Yesterday I was having a conversation with someone who was a bit lost in their career. They weren’t sure what they wanted to do next but were quite certain about what the end goal would be: $10 million of assets.
I asked the next question. “…and then what?”
“well then I could do whatever the heck I wanted”
“You just got a year of severance. Can’t you do that now?”
There is always more to do. We are never fully done. The choice to live can be made at any time. You have higher odds of making it happen today. You can never be sure if you’ll even make it to that magical endpoint.
Yesterday I participated in a twitter chat with Catalant, which is an amazing company that helps freelancers like myself find “gigs” at real companies. A couple of the questions asked of the freelancers:
How do you differentiate your firm and the scope of services you offer?
#metrics do you use to measure the growth and performance of your consulting business?
Some freelancers are building consulting practices with a mix of contractors and employees, but most I know are just working on their own. They work alone for the simplicity and control of their time and life. Yet, I have been asked over and over again the same questions: Are you going to hire people? What are your business goals? How big do you want to get?
Perhaps because of the popularity of startups that most people assume two things: more money and bigger. In fact, because of this many first time freelancers assume they should aim to do these things. I will often send them an article from Seth Godin with this helpful framing:
“The goal of a freelancer is to have a steady job with no boss, to do great work, to gradually increase demand so that the hourly wage goes up and the quality of gigs goes up too.
The goal of the entrepreneur is to sell out for a lot of money, or to build a long-term profit machine that is steady, stable and not particularly risky to run. The entrepreneur builds an organization that creates change.”
Our conception of self-employment and the gig economy is still in its infant stage. People can conceive of the uber driver, but have a hard time understanding the perspective of the self-employed consultant or coach. In a full-time job, the focus is on “building a career” and managing a trajectory of growth while the freelancer is really trying to figure out basic questions like what the hell am I going to get paid for after next month? how do I stay energized? and what kind of life do I want to live?
I don’t have metrics, a brand and marketing team or an easy to understand business strategy, but when people ask me I say that my business goal is to live a good life and my strategy is creativity and generosity. If I can do great work and help people, I should be able to hack a good life.

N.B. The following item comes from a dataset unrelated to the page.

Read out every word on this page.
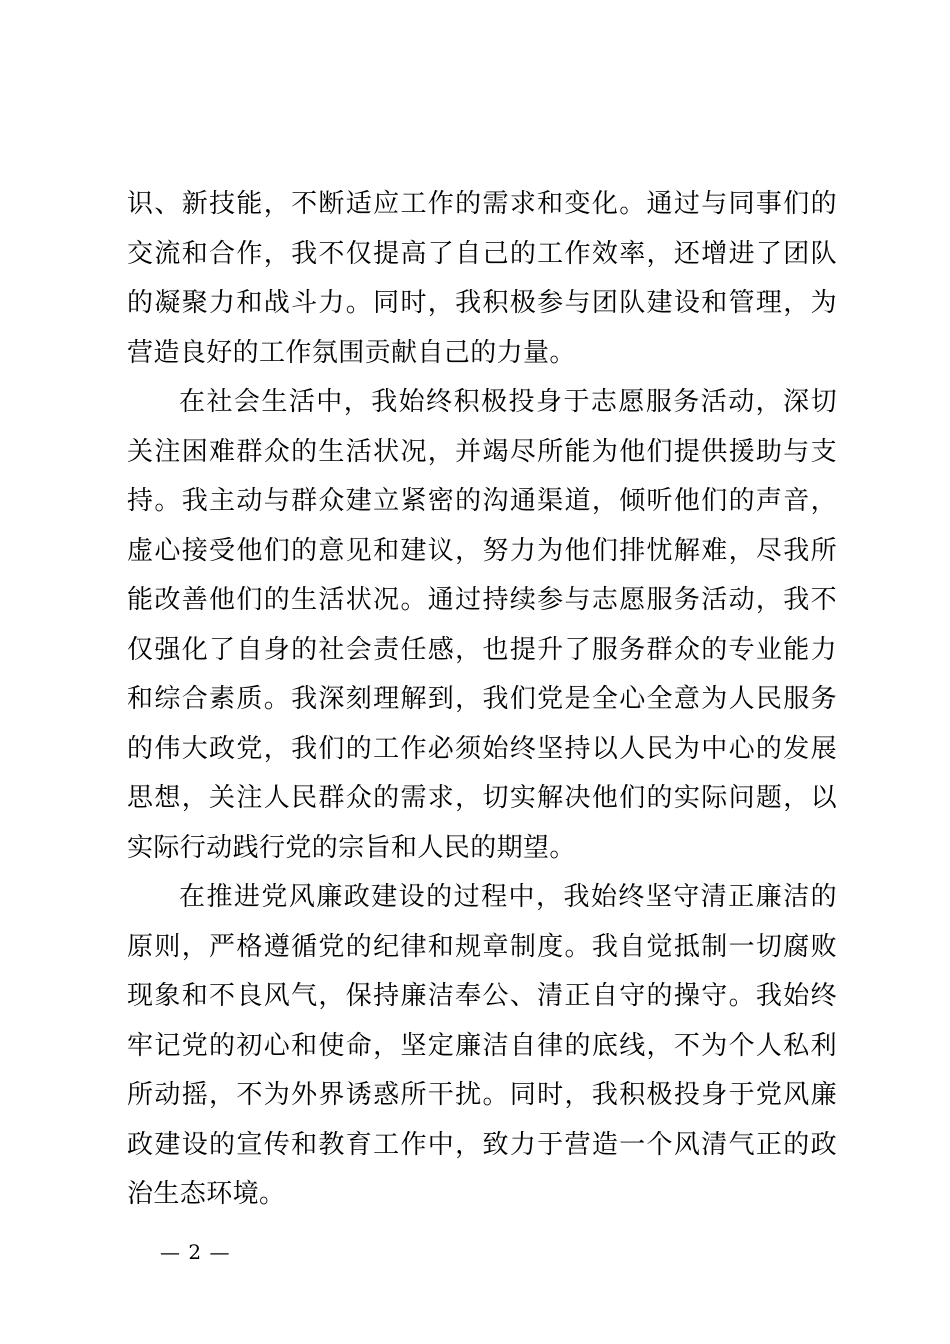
识、新技能，不断适应工作的需求和变化。通过与同事们的交流和合作，我不仅提高了自己的工作效率，还增进了团队的凝聚力和战斗力。同时，我积极参与团队建设和管理，为营造良好的工作氛围贡献自己的力量。

在社会生活中，我始终积极投身于志愿服务活动，深切关注困难群众的生活状况，并竭尽所能为他们提供援助与支持。我主动与群众建立紧密的沟通渠道，倾听他们的声音，虚心接受他们的意见和建议，努力为他们排忧解难，尽我所能改善他们的生活状况。通过持续参与志愿服务活动，我不仅强化了自身的社会责任感，也提升了服务群众的专业能力和综合素质。我深刻理解到，我们党是全心全意为人民服务的伟大政党，我们的工作必须始终坚持以人民为中心的发展思想，关注人民群众的需求，切实解决他们的实际问题，以实际行动践行党的宗旨和人民的期望。

在推进党风廉政建设的过程中，我始终坚守清正廉洁的原则，严格遵循党的纪律和规章制度。我自觉抵制一切腐败现象和不良风气，保持廉洁奉公、清正自守的操守。我始终牢记党的初心和使命，坚定廉洁自律的底线，不为个人私利所动摇，不为外界诱惑所干扰。同时，我积极投身于党风廉政建设的宣传和教育工作中，致力于营造一个风清气正的政治生态环境。

— 2 —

I have been grappling with the idea of “meaningful work.” I have two questions I am thinking about:
- Should work even be meaningful or does pursuit of this crowd out meaning in other aspects of our life?
- Does this undermine the millions of people that may have no chance of “meaningful work”?
I don’t have good answers to the two questions but have stumbled across research from Adrian Madden and Catherine Bailey from the University of Sussex (which I’ve called out before) that helped to make sense of what meaning is. They found it was described by five characteristics: It is self-transcendence, poignant, episodic, reflective and personal.
In simple terms, meaning relates to your personal values, has an impact on others, is powerful, may happen sporadically and is realized when you reflect on it and name it.
I received a text from a friend who mentioned he just took a job at a new company where I had introduced him to a connection over two years ago. I had no idea he was looking. That initial connection turned into an ongoing relation and helped him make a move he was excited about. That text made my day.
Our moments of meaning are not constant bliss and happiness, but the episodic moments that we can’t predict. It can be as simple as an unexpected text from a friend.